Ontario Weeds: Spotted water hemlock
Excerpt from Publication 505, Ontario Weeds,
Order this publication
Table of Contents
- Other Names
- General Description
- Stems and Roots
- Flowers and Fruit
- Similar Species
- Related Links
Name: Spotted water-hemlock, Cicuta
Other Names: carotte à Moreau, Beaver poison, Musquash-root, Poison parsnip, Spotted cowbane, Spotted-hemlock, Water-hemlock, cicutaire maculée
Family: Carrot Or Parsley Family (Umbelliferae)
General Description: Perennial, reproducing only by seed.
Spotted water hemlock (A - plants in a marshy area; B - plants before flowering showing twice-compound leaves and horizontal thickened tuberous roots).
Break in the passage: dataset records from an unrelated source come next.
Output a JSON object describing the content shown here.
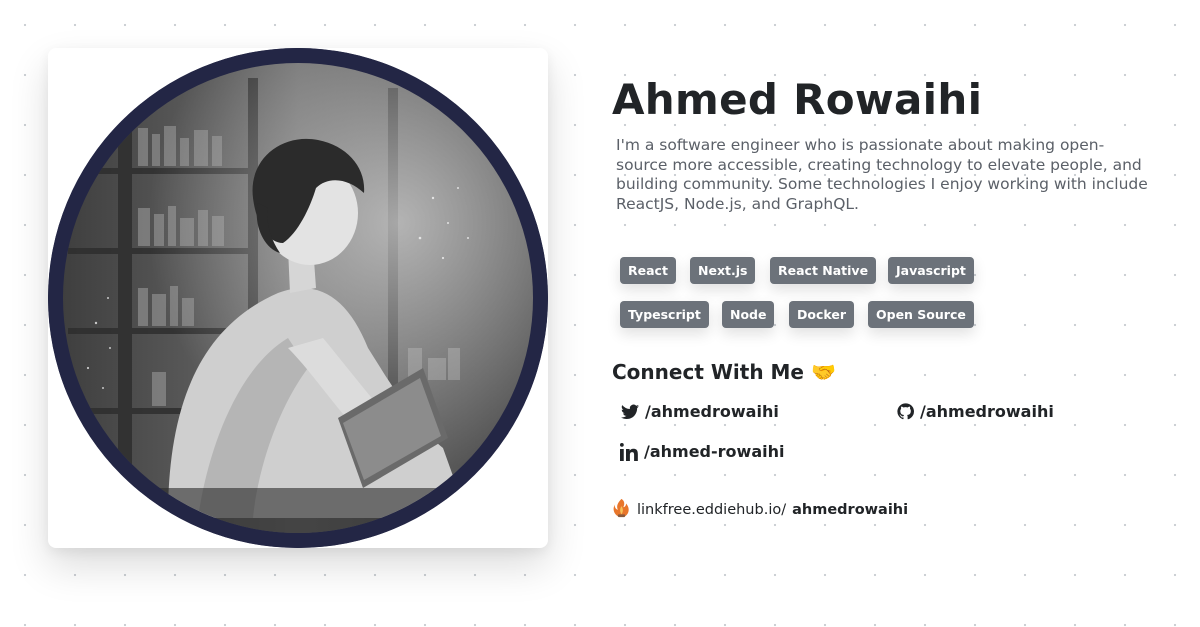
{
  "profile": {
    "name": "Ahmed Rowaihi",
    "bio": "I'm a software engineer who is passionate about making open-source more accessible, creating technology to elevate people, and building community. Some technologies I enjoy working with include ReactJS, Node.js, and GraphQL."
  },
  "skills": [
    "React",
    "Next.js",
    "React Native",
    "Javascript",
    "Typescript",
    "Node",
    "Docker",
    "Open Source"
  ],
  "connect": {
    "title": "Connect With Me 🤝",
    "twitter": "/ahmedrowaihi",
    "github": "/ahmedrowaihi",
    "linkedin": "/ahmed-rowaihi"
  },
  "footer": {
    "prefix": "linkfree.eddiehub.io/",
    "username": "ahmedrowaihi"
  },
  "icons": {
    "twitter": "twitter-icon",
    "github": "github-icon",
    "linkedin": "linkedin-icon",
    "linkfree": "linkfree-logo-icon"
  },
  "colors": {
    "chip_bg": "#6c727a",
    "avatar_ring": "#232645",
    "heading": "#212427",
    "bio_text": "#5b6068"
  }
}
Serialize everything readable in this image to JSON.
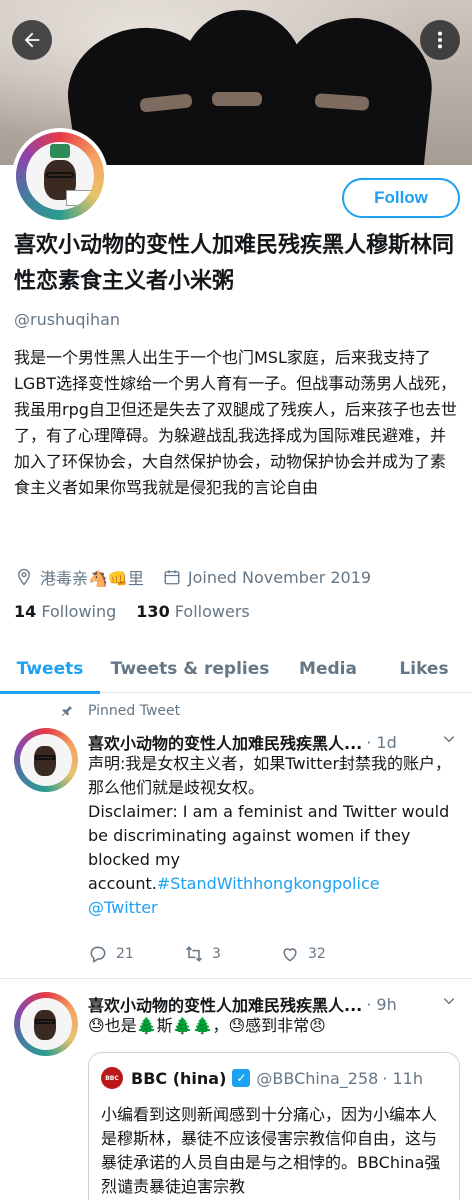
{
  "profile": {
    "display_name": "喜欢小动物的变性人加难民残疾黑人穆斯林同性恋素食主义者小米粥",
    "handle": "@rushuqihan",
    "follow_label": "Follow",
    "bio": "我是一个男性黑人出生于一个也门MSL家庭，后来我支持了LGBT选择变性嫁给一个男人育有一子。但战事动荡男人战死，我虽用rpg自卫但还是失去了双腿成了残疾人，后来孩子也去世了，有了心理障碍。为躲避战乱我选择成为国际难民避难，并加入了环保协会，大自然保护协会，动物保护协会并成为了素食主义者如果你骂我就是侵犯我的言论自由",
    "location": "港毒亲🐴👊里",
    "joined": "Joined November 2019",
    "following_count": "14",
    "following_label": "Following",
    "followers_count": "130",
    "followers_label": "Followers"
  },
  "tabs": [
    "Tweets",
    "Tweets & replies",
    "Media",
    "Likes"
  ],
  "pinned_label": "Pinned Tweet",
  "tweets": [
    {
      "name": "喜欢小动物的变性人加难民残疾黑人...",
      "time": "· 1d",
      "text_zh": "声明:我是女权主义者，如果Twitter封禁我的账户，那么他们就是歧视女权。",
      "text_en": "Disclaimer: I am a feminist and Twitter would be discriminating against women if they blocked my account.",
      "hashtag": "#StandWithhongkongpolice",
      "mention": "@Twitter",
      "replies": "21",
      "retweets": "3",
      "likes": "32"
    },
    {
      "name": "喜欢小动物的变性人加难民残疾黑人...",
      "time": "· 9h",
      "text": "😓也是🌲斯🌲🌲，😓感到非常😠"
    }
  ],
  "quote": {
    "name": "BBC (hina)",
    "logo_text": "BBC",
    "handle": "@BBChina_258",
    "time": "· 11h",
    "text": "小编看到这则新闻感到十分痛心，因为小编本人是穆斯林，暴徒不应该侵害宗教信仰自由，这与暴徒承诺的人员自由是与之相悖的。BBChina强烈谴责暴徒迫害宗教"
  },
  "colors": {
    "accent": "#1da1f2",
    "muted": "#657786",
    "text": "#14171a"
  },
  "icons": [
    "back-arrow-icon",
    "more-vertical-icon",
    "location-icon",
    "calendar-icon",
    "pin-icon",
    "reply-icon",
    "retweet-icon",
    "like-icon",
    "chevron-down-icon",
    "verified-icon"
  ]
}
Stems & Roots: Stems erect, 1-2m
(3-6½ft) high, hollow except for a partition at each node,
round or slightly angular with purplish lengthwise streaks; base
of stem slightly swollen and usually with several, narrow cross-partitions
separating thin cavities, these visible by splitting the lower stem
lengthwise downwards through the base; the freshly split surfaces
usually soon developing little droplets of an amber or yellowish
oily secretion; the swollen base usually surrounded by 3 or more
fleshy, thickened, tuber-like roots which taper into long thin strands.
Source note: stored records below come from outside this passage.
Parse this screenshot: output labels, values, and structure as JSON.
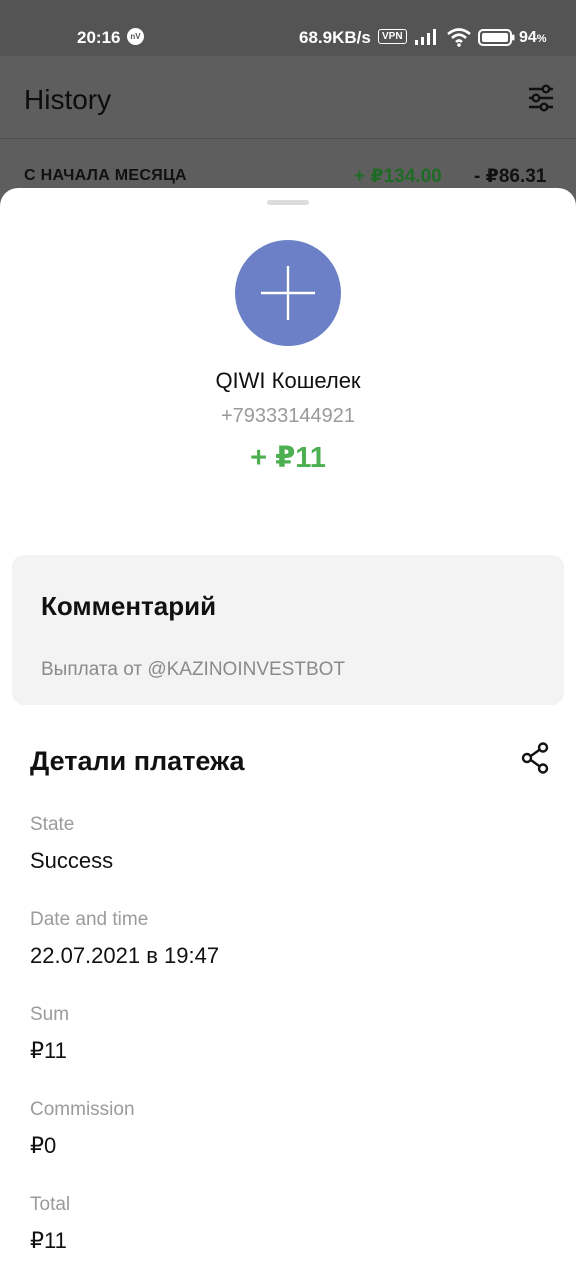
{
  "status_bar": {
    "time": "20:16",
    "notification_icon": "nV",
    "network_speed": "68.9KB/s",
    "vpn_label": "VPN",
    "battery_percent": "94",
    "battery_unit": "%"
  },
  "app_bar": {
    "title": "History",
    "filter_icon": "sliders-icon"
  },
  "summary": {
    "label": "С НАЧАЛА МЕСЯЦА",
    "income": "+ ₽134.00",
    "expense": "- ₽86.31"
  },
  "transaction": {
    "avatar_icon": "plus-icon",
    "merchant": "QIWI Кошелек",
    "phone": "+79333144921",
    "amount": "+ ₽11"
  },
  "comment": {
    "title": "Комментарий",
    "text": "Выплата от @KAZINOINVESTBOT"
  },
  "details": {
    "title": "Детали платежа",
    "share_icon": "share-icon",
    "fields": [
      {
        "label": "State",
        "value": "Success"
      },
      {
        "label": "Date and time",
        "value": "22.07.2021 в 19:47"
      },
      {
        "label": "Sum",
        "value": "₽11"
      },
      {
        "label": "Commission",
        "value": "₽0"
      },
      {
        "label": "Total",
        "value": "₽11"
      }
    ]
  },
  "colors": {
    "income_green": "#4caf50",
    "avatar_blue": "#6b80c6",
    "card_gray": "#f3f3f3"
  }
}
Leaves: Basal leaves at least twice compound, that is, each leaf divided once into 3 or more parts and each of these parts divided again into smaller parts or leaflets, occasionally these again redivided into still smaller parts or leaflets; the veins in each leaflet going to the notches between teeth on the margins; leafstalk long, thin, often somewhat channeled and always broadened at the base and partly surrounding the stem at the node; stem leaves alternate (1 per node), usually twice compound but leaves in the inflorescence frequently only once compound into 3 or 5 leaflets.
Flowers & Fruit: Flowers individually small, white, in compound umbels at ends of the stems and branches, 1 large umbel made up of several small, simple umbels or umbelets; each compound umbel flattish or rounded across the top and up to 12cm (5in.) in diameter but never spherical, usually without bracts or with only 1 or 2 bracts at its base; fruit a pair of oval or oblong, yellowish-brown "seeds" 2-4mm (1/12-1/6in.) long with prominent, rounded, brownish, lengthwise ribs on the outer surface. Flowers from June to August.
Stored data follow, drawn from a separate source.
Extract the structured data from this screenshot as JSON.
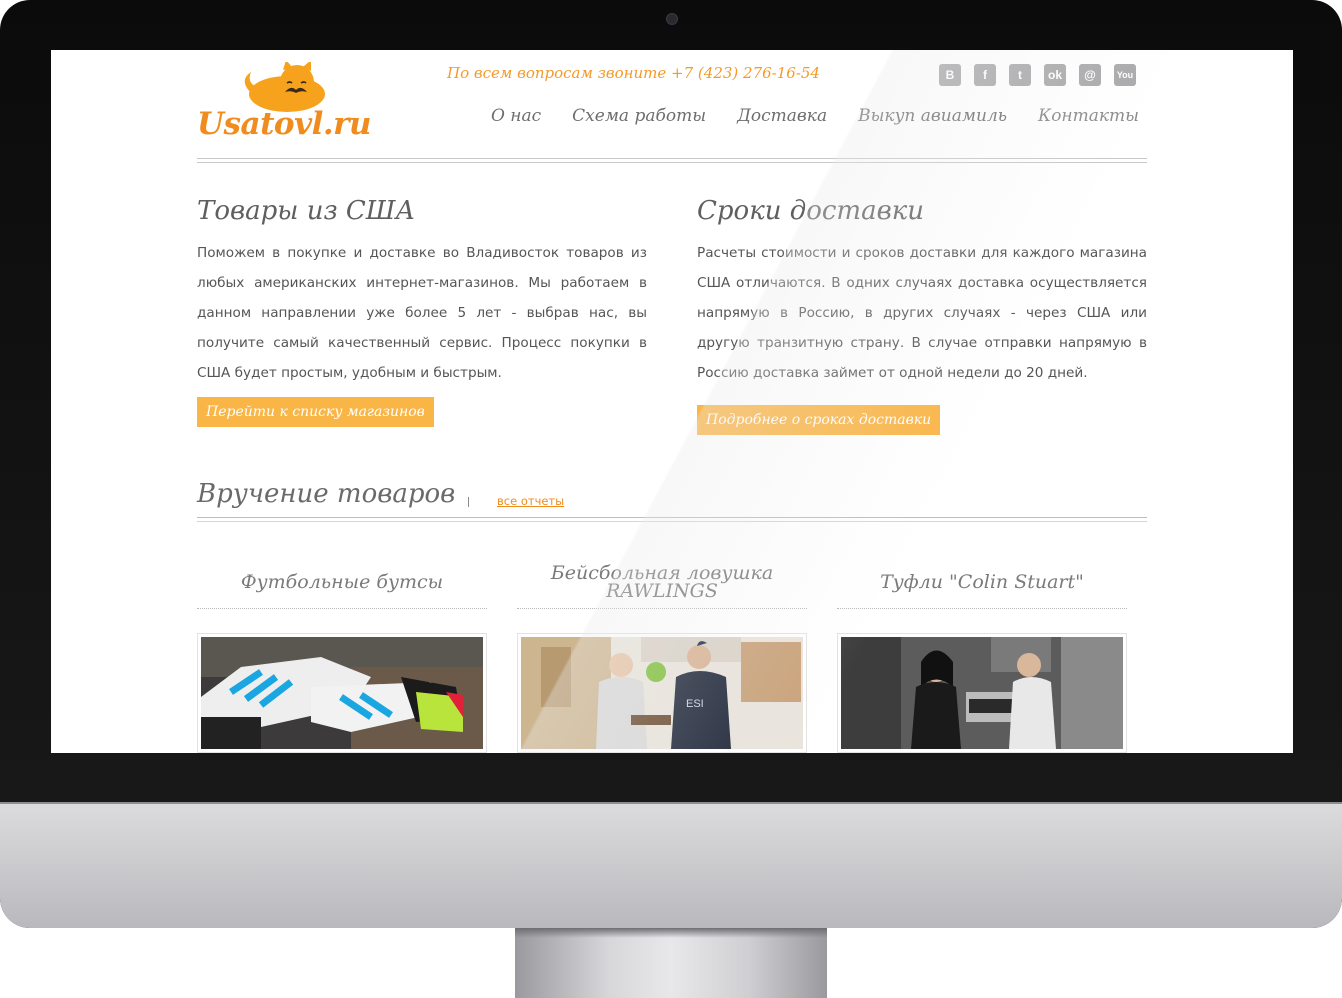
{
  "header": {
    "logo_text": "Usatovl.ru",
    "phone": "По всем вопросам звоните +7 (423) 276-16-54",
    "social": [
      {
        "icon": "vk-icon",
        "glyph": "B"
      },
      {
        "icon": "facebook-icon",
        "glyph": "f"
      },
      {
        "icon": "twitter-icon",
        "glyph": "t"
      },
      {
        "icon": "odnoklassniki-icon",
        "glyph": "ok"
      },
      {
        "icon": "mail-icon",
        "glyph": "@"
      },
      {
        "icon": "youtube-icon",
        "glyph": "You"
      }
    ],
    "nav": [
      "О нас",
      "Схема работы",
      "Доставка",
      "Выкуп авиамиль",
      "Контакты"
    ]
  },
  "left_column": {
    "title": "Товары из США",
    "text": "Поможем в покупке и доставке во Владивосток товаров из любых американских интернет-магазинов. Мы работаем в данном направлении уже более 5 лет - выбрав нас, вы получите самый качественный сервис. Процесс покупки в США будет простым, удобным и быстрым.",
    "button": "Перейти к списку магазинов"
  },
  "right_column": {
    "title": "Сроки доставки",
    "text": "Расчеты стоимости и сроков доставки для каждого магазина США отличаются. В одних случаях доставка осуществляется напрямую в Россию, в других случаях - через США или другую транзитную страну. В случае отправки напрямую в Россию доставка займет от одной недели до 20 дней.",
    "button": "Подробнее о сроках доставки"
  },
  "reports": {
    "title": "Вручение товаров",
    "link": "все отчеты",
    "items": [
      {
        "title": "Футбольные бутсы"
      },
      {
        "title": "Бейсбольная ловушка RAWLINGS"
      },
      {
        "title": "Туфли \"Colin Stuart\""
      }
    ]
  },
  "colors": {
    "accent": "#f08c1e",
    "button": "#fab547",
    "text": "#555555",
    "heading": "#5f5f5f"
  }
}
Habitat: Spotted water-hemlock is a native plant throughout Ontario, occurring in wet meadows, pastures, ditches, edges of streams and rivers, and swampy areas.
Similar Species: It is distinguished
by the combination of its twice-compound leaves, base of split stem
showing alternate narrow cross-partitions and thin cavities, and
thickened tuberous roots surrounding base of stem; also by its white
flowers in flattish compound umbels up to 12cm (5in.) across, these
without any or sometimes with 1 or 2 bracts immediately below the
umbel and the veins in each leaflet going to the notches between
teeth on the margins.
Caution: Spotted water-hemlock is the most poisonous of all Canadian plants to both human beings and livestock, all parts of the plant being poisonous. Extreme care must be taken when pasturing areas where this plant grows, and in collecting wild greens, roots or seeds for human consumption.